Lafayette is going to appeal the 3rd Circuit's ruling. From the Advertiser article:
Lafayette officials will ask the Louisiana Supreme Court to hear arguments on the proposed Lafayette Utilities System fiber-to-the-home project.--Good. It is time to fight.
City-Parish Attorney Pat Ottinger said the city will file a writ application to the state Supreme Court asking that it take up the case.
"At this point, we think our position is still correct," said LUS Director Terry Huval.
In the past the city has not chosen to appeal any ruling that has not gone its way--effectively deciding on the path of trying to appease the unappeasable. (The majority of cases have confirmed Lafayette's position--something that is easy to forget at moments like this.) At the time the officials made a defensible case. Uppermost in the minds of LUS and the city was trying to get around delays as quickly as possible. But, as proved the case with the (un)Fair Competition law itself, expedience proved costly in the long run. This is a lesson the city and LUS have had to learn and relearn over the different phrases of this conflict. The simple truth is that you can't cut fair deals with unprincipled people. (Evidence: Even Senator Ellington, the (un)Fair Act's "author" said that BellSouth's suit was betraying the deal, Example: playing games with Durel and the city council before earlier bond votes.)

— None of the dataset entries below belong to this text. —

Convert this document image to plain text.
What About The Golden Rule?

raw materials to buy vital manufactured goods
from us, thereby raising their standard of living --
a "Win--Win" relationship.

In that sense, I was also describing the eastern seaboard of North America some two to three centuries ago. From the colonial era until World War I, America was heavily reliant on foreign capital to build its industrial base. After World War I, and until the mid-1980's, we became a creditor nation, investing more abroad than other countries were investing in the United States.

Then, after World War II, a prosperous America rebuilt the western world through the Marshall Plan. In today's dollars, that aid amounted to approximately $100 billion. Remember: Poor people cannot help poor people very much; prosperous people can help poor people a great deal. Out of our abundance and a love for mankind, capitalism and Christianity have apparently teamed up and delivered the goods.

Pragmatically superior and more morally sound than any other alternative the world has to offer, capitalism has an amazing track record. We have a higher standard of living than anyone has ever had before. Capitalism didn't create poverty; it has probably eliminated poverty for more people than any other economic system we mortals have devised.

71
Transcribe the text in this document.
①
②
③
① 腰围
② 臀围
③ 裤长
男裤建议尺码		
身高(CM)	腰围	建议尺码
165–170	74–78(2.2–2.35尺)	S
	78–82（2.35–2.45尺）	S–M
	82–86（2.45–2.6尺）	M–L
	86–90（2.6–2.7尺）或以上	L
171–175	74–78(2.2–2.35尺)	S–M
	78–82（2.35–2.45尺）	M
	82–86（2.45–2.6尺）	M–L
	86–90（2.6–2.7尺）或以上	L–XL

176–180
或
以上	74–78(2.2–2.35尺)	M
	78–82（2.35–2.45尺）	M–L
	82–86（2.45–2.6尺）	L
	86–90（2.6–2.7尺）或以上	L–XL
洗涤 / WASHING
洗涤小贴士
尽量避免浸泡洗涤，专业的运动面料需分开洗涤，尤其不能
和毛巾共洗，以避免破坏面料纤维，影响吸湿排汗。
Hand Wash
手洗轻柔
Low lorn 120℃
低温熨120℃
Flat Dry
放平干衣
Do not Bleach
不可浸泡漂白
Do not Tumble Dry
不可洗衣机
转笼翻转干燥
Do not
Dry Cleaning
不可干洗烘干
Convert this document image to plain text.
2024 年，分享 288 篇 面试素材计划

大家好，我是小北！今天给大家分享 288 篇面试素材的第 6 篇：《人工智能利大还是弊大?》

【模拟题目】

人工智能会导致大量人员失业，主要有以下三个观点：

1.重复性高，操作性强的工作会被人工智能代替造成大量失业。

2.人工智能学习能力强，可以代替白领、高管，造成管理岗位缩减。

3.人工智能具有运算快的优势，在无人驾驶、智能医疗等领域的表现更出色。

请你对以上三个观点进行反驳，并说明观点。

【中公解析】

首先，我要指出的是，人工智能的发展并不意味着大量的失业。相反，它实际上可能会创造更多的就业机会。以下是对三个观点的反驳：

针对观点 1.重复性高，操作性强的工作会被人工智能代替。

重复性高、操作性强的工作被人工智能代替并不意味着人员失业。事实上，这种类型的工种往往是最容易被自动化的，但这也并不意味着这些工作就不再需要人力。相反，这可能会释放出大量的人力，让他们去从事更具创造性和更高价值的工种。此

The difficulty here, in my judgment, is that the Lafayette officials are honorable men. They believe that when you make a deal that, naturally, you abide by that deal--especially the parts that are not to your advantage. BellSouth and Cox executives apparently see nothing beyond their own advantage. Handshake deals are for suckers. They think it "smart" to take what advantage is offered and pursue their own interests without any reference to earlier "deals." We can rail against this interpretation of "business" ethics but it is best to simply know who you are dealing with and to quit trying to work with people of this ilk.
At any rate the effect of the latest ruling is try makes sure that the city-parish will benefit as little as possible -- its an extension of the "make sure it costs more" tactic that has gone hand in hand with the incumbents "endless delay" tactic. Bridging loans made to other elements of LUS get repaid, with interest to LUS and amount to a way to transfer income to the rest of the organization. That slight of hand is part of forcing up the price consumers of LUS pay; and it was understood to be part of the "deal" by the legislature, LUS, and the city-parish--that's outrageous enough. But what wasn't supposed to be part of the deal is what the 3rd Circuit is now trying to force on the community: that the extra costs in interest to consumers can't come back to the owners of the utility (those same consumers) as income to the rest of LUS which could, conceivably, be used to lower utility rates in the other divisions or to lower taxes. Instead, in this scenario, the interest income is forced out of Lafayette and out of the public and into private hands. This was not the deal. Under duress LUS and the city were forced to accept artificially higher prices for its telecom services. It was not supposed to have to be forced to hand any part of those higher prices over to private, profit making entities...it was supposed to be able to retain those for the people of the city. That's what's being threatened now.
It is worth noting, again, that neither BellSouth nor Cox is forbidden by law from using income from ANY of its various holdings. Only Lafayette is restricted in this way. --If you believe this is supposed to benefit our community through some strange logic I merely refer you to the plain fact that Lafayette has proven itself quite capable of protecting itself (to Cox and BS's distress); we don't need; and don't want; and surely aren't grateful for the "help" the state imposed upon us at BellSouth's request.